Andy Warhol rende iconica la sublime morbosità  del gruppo nel 1971 con la celeberrima copertina di “Sticky fingers” e i ragazzacci ringraziano.
Ci regalano “Brown Sugar”, che apre l’album ma rende impossibile l’impresa di fermarsi alla prima traccia.

Essere enciclopedici senza essere ridondanti, pedanti, derivati: questo è “Exile on Main St”; vi lascio agli aromi r&B e ai fiati di “Tumbling Dice”.

Ogni qual volta si discute di “Some Girl” si ricorda come fosse la risposta degli Stones al punk; poco importa (come poco importa ricordare che il punk non cancellò tutto come spesso si legge, ma questa è un’altra storia).
Ciò che interessa è che qui sui gode e la parte sbarazzina di Jagger trionfa in “Miss You”, altro ed ennesimo evergreen.

GLI ANNI ’80:

Forse ingeneroso regalare tre pezzi a tale decade come per i sessanta e i settanta, ma rispettando il criterio autoimposto ed esplicitato in premessa, proseguiamo senza recriminazioni ulteriori.

L’epoca d’oro è finita, scriviamolo senza pentimenti.

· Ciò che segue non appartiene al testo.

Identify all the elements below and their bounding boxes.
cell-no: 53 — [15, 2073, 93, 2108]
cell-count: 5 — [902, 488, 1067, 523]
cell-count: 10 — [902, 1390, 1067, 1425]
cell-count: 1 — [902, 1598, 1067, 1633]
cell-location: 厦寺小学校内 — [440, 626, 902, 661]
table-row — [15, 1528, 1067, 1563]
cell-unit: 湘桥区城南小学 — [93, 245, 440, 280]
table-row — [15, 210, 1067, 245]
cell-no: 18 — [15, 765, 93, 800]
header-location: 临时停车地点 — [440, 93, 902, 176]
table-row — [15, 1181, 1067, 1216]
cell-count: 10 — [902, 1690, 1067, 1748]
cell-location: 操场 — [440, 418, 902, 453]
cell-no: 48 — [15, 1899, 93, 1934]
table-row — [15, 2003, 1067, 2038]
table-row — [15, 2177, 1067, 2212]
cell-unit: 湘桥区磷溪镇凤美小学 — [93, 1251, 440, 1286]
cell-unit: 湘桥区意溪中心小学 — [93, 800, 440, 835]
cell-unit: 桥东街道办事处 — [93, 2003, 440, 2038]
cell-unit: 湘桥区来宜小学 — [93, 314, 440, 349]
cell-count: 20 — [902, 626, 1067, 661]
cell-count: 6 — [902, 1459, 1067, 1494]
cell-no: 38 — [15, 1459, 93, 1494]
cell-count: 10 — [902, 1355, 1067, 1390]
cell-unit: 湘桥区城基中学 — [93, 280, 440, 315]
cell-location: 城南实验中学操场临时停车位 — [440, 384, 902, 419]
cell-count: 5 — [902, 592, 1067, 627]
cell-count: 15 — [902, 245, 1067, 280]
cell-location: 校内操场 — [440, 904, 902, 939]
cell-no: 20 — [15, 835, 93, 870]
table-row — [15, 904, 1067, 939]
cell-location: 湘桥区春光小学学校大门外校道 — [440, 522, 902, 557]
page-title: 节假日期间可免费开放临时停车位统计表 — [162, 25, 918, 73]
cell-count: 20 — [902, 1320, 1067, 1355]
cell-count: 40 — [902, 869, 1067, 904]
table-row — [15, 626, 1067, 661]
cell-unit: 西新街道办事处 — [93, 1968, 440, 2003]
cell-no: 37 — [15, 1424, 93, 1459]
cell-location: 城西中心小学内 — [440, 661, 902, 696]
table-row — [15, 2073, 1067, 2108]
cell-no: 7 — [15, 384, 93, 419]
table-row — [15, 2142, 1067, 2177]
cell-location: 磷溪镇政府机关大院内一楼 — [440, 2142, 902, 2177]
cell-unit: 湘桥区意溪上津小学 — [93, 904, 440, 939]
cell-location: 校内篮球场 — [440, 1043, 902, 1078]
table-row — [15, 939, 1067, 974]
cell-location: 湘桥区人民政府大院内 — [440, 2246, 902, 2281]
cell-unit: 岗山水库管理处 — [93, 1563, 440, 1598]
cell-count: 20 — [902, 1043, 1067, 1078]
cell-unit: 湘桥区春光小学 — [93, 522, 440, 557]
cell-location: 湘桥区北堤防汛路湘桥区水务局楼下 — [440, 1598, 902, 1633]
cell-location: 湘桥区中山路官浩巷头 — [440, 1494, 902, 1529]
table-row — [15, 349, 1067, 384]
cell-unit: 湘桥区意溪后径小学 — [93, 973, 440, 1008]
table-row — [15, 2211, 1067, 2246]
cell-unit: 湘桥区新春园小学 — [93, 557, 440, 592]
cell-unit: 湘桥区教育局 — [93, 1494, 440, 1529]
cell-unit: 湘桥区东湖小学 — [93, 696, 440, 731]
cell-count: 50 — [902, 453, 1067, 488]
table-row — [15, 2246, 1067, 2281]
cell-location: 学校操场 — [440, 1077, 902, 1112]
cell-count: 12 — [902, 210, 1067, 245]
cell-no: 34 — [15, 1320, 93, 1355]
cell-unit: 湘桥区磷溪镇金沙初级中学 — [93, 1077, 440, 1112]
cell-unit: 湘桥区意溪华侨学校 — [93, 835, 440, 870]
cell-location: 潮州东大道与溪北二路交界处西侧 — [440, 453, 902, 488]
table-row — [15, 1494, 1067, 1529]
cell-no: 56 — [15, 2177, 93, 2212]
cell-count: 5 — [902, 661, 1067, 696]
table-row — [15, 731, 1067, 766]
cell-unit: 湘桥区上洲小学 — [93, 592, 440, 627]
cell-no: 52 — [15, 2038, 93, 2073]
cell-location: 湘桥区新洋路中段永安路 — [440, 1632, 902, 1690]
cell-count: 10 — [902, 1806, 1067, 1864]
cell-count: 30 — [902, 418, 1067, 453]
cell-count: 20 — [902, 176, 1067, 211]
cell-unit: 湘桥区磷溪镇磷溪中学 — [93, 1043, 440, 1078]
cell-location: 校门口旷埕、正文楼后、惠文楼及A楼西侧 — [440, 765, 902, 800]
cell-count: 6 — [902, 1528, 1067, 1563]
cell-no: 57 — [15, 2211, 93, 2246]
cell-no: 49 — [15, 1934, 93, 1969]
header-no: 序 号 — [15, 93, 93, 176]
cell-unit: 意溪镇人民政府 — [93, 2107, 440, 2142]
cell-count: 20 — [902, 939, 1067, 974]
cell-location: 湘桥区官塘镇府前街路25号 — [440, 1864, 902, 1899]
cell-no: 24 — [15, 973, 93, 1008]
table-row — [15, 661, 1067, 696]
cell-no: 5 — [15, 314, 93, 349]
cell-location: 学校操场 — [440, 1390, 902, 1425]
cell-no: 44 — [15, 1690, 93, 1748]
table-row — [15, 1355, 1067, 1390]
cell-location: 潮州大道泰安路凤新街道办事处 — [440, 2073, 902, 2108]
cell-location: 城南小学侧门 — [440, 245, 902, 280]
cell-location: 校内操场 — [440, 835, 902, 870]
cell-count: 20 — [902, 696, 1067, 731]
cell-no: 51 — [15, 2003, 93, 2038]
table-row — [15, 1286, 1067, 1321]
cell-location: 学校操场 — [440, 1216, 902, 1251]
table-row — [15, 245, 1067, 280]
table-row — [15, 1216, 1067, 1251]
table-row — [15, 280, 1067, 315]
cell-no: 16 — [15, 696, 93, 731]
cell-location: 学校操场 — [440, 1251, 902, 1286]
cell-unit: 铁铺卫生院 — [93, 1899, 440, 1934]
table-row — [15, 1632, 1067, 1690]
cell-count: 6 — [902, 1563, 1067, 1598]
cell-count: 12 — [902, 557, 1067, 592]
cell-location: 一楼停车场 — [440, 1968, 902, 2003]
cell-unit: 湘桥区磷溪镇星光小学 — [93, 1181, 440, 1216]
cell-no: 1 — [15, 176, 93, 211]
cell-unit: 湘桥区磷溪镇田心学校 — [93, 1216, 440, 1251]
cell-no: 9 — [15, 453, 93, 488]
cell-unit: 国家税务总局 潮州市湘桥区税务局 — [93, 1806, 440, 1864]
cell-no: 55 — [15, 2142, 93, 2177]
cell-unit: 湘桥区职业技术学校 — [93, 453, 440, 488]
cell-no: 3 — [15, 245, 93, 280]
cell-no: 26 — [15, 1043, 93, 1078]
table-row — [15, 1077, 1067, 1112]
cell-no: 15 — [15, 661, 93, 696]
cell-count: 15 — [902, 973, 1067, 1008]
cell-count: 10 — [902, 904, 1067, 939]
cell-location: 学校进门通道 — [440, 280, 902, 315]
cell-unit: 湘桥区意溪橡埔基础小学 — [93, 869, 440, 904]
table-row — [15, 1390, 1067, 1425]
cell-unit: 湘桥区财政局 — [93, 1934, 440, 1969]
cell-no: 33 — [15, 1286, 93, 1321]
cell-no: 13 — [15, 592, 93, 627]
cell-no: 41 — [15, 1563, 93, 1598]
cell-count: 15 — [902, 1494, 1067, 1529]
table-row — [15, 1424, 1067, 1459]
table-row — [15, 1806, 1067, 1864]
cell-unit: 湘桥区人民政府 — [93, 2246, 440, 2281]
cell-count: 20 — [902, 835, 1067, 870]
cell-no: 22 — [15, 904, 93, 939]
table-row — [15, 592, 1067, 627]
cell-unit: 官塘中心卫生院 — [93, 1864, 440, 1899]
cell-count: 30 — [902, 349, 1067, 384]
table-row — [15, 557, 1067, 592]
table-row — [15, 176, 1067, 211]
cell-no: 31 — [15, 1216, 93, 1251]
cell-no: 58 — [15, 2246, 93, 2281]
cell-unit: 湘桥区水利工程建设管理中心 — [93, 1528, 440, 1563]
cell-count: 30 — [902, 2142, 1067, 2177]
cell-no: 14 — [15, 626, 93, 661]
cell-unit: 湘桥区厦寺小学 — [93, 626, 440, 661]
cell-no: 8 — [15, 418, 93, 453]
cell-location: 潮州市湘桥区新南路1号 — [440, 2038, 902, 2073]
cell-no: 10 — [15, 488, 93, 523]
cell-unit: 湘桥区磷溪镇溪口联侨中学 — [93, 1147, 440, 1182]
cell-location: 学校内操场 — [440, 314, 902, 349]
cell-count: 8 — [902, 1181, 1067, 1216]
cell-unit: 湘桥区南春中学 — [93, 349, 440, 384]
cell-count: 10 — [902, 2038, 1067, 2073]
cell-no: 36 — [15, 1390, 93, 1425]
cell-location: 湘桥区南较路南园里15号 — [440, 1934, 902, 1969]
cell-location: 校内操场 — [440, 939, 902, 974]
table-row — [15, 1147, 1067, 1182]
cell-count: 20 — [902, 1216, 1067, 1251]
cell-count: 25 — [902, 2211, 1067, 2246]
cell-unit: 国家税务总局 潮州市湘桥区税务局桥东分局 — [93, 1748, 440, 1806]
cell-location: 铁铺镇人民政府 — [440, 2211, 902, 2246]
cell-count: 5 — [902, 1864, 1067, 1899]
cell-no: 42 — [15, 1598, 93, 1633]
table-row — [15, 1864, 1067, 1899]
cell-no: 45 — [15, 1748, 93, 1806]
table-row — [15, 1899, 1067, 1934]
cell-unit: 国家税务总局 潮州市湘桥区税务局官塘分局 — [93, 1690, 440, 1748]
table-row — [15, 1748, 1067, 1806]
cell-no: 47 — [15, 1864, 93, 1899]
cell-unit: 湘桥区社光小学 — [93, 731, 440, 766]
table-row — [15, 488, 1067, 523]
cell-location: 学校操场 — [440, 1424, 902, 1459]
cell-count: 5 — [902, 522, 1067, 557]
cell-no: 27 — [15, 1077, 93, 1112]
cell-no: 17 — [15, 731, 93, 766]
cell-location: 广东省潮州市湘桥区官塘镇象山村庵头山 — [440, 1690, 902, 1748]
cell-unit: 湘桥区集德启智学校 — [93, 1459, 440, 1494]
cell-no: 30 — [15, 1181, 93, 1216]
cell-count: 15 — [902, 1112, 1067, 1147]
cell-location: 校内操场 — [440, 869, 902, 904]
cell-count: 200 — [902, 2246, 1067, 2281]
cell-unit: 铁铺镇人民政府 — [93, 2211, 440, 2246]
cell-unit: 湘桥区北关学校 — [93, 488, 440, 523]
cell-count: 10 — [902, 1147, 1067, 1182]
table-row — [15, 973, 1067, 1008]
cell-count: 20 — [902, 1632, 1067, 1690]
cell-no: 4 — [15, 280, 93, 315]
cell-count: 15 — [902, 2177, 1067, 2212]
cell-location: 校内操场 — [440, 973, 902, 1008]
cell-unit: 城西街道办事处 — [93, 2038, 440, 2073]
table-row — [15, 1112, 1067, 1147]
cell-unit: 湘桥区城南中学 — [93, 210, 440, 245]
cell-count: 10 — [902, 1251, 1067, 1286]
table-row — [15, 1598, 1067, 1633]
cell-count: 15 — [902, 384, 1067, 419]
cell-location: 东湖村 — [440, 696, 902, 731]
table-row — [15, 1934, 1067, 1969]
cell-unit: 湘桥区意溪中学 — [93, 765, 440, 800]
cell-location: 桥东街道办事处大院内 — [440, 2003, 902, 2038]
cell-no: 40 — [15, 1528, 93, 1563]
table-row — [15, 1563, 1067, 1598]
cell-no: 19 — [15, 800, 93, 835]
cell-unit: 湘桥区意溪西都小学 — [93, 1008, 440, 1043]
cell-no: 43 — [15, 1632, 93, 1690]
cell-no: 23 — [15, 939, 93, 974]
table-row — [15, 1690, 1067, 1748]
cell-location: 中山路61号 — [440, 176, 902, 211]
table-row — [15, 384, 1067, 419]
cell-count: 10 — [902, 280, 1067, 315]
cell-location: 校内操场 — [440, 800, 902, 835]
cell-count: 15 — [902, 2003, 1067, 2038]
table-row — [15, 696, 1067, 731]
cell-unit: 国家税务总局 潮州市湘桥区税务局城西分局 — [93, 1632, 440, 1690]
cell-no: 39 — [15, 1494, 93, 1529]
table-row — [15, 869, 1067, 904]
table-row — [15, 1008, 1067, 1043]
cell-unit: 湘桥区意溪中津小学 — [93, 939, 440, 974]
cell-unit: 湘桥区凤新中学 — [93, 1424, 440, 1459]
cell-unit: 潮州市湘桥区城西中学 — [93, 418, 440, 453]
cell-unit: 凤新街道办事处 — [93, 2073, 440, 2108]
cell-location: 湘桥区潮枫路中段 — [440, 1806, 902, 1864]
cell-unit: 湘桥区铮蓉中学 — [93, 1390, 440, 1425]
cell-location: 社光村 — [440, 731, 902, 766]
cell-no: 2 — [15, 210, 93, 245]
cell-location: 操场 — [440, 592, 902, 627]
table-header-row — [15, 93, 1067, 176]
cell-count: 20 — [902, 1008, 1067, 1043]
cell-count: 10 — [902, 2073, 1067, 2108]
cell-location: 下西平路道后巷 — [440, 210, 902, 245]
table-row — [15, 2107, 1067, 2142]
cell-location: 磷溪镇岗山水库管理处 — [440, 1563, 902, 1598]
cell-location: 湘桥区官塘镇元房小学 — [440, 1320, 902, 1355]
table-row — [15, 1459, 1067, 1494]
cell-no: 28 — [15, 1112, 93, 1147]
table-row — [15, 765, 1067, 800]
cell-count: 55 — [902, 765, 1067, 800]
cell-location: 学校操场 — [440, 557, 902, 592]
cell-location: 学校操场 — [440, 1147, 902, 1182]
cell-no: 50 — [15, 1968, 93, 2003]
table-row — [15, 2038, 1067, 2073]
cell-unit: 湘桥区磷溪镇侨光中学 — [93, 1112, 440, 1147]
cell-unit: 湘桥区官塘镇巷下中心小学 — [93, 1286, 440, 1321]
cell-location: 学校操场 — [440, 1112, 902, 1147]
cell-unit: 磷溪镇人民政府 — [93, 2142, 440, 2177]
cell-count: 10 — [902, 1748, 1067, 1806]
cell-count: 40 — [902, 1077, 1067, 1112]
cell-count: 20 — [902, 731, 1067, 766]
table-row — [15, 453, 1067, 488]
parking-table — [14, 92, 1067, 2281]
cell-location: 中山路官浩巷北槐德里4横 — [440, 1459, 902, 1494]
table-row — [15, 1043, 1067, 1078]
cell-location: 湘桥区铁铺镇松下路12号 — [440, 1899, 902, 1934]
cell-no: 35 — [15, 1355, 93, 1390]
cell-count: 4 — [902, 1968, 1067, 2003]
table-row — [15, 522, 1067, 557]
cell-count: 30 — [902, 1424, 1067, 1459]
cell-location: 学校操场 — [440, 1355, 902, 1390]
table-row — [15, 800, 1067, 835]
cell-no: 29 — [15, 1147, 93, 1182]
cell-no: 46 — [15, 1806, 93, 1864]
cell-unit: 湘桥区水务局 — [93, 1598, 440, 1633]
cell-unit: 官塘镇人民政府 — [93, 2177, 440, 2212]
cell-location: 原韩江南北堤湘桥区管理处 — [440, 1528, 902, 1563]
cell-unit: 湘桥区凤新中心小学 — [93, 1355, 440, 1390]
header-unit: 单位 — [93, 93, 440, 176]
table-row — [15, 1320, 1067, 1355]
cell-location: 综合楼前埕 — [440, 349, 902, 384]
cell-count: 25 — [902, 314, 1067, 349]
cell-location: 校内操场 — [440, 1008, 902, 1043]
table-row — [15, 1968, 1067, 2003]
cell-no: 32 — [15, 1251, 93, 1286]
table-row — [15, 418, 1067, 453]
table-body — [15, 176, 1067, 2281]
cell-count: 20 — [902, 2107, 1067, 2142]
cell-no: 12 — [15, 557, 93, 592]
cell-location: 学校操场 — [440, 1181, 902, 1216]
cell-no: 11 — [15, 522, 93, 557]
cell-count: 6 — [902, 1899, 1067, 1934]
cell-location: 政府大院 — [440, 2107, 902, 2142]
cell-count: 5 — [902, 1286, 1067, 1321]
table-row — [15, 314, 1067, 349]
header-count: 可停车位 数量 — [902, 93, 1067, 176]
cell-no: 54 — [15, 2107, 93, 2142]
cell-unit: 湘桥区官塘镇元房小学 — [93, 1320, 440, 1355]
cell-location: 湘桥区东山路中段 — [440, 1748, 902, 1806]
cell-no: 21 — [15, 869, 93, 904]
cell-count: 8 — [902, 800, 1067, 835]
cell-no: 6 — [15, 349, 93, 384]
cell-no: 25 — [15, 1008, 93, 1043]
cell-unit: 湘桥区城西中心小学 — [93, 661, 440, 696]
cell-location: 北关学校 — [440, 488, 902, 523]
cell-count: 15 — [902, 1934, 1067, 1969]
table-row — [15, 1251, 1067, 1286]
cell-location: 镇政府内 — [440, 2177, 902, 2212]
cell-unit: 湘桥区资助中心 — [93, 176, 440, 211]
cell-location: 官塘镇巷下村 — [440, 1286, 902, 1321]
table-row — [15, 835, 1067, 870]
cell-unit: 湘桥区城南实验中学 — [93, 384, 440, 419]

Si cerca di mantenere la propria inconfondibile identità  ma inseguendo l’attualità  (“Emotional Rescue”, “Undercover”) con risultati non disprezzabili ma tutt’altro che entusiasmanti.

Il capolavoro lo trovate anche in questo decennio (“Tattoo you”), ma pure il primo tonfo di carriera (il debolissimo e pacchiano “Dirty Work”) e il ritorno ad un classicismo forse un po’ manierista (“Steel Wheels”).

Ovviamente molti avranno notato la mancanza, nel paragrafo dedicato agli anni ’60 di “Satisfaction”, una delle canzoni con il riff più riconoscibile della storia, niente paura…

…e recuperiamo pure un altro riff immortale che ritrovate nell’altrettando celeberrima “Start Me Up” del 1981.
Semplicemente un classico che diviene tale dal primo ascolto.

Non è un brano da top ten e forse nemmeno da top 40 degli Stones, ma visto che dobbiamo testimoniare l’intero loro percorso, compresi i periodi meno fertili, mi permetto stavolta di fare una scelta al 100% soggettiva/emotiva e dettata dall’affetto che porto dentro di me per “Mixed Emotions” del 1988 tratta da “Steel Wheels”, che fu uno dei primi compact disc che comprai (avevo da circa due anni iniziato ad abbandonare le cassette, acquistando LP) .

Conoscevo alcuni loro classici ma ero eccitato dall’idea di poter vivere finalmente in diretta l’acquisto di un loro lavoro che fosse nuovo .

Il singolo (sì proprio “Mixed Emotions”) che passava per radio o il video che era in heavy rotation a Videomusic (MTV in Italia non esisteva) me li faceva sentire freschi nonostante l’età  (già  allora erano considerati quasi dei vechietti).

Dopo le liti di metà  anni ’80, tornavano per un faraonico tour mondiale e con un disco più che onesto, a ribadire che mode e tendenze musicali potevano susseguirsi ma gli Stones c’erano e ci saranno stati sempre.
Contro ogni tendenza, ma ormai avrete capito che questa top ten segue percorsi e criteri completamente diversi dal solito, scegliamo un pezzo dal loro disco più debole, tanto per inserire anche nelle scelte di questa anomala compilazione una traccia della provocarietà  beffarda degna degli Stones.

Vi invito pertanto a ripescare la cover di “Harlem Shuffle”, in originale un classico del soul anni ’60.

GLI ANNI ’90 e 2000:

Non ci crederete ma anche gli anni ’90 regalano soddisfazioni e nessuno osa considerarli “dinosauri da pensione”, rammentando in ogni caso che gli album veri e propri sono solo due.

Impossibile non lodare il vigoroso “Voodoo Lounge” del 1994 (“Love Is Trong” a rappresentarlo), mentre più debole e gigionesco risulta essere “Bridges to Babylon” del 1997 (“Anybody Seen My Baby?” è il singolo che usiamo per indicarlo), che per me rimane comunque un album godibilissimo che ho consumato di ascolti.

Negli anni 2000 si dedicano a consolidare il loro mito grazie ai periodici tour (ho avuto la fortuna di assistere al loro concerto di San Siro – Milano del 2003) e alle pubblicazioni che vanno a rinverdire le uscite del catalogo storico, sia in studio che live.

Due soli album all’attivo, di cui l’ultimo di cover (quasi a voler idealmente chiudere il cerchio con gli inizi di carriera) ovvero l’onestissimo “A Bigger Bang” del 2005 (ne ripeschiamo “Streets Of Love”) e “Blue Lonesome” del 2016 (peschiamo “Ride ‘Em On Down”, composta dal bluesman statunitense Bukka White).

Il resto è storia, compresa la recente dipartita del batterista Charlie Watts, a cui idealmente dedico questa classifica.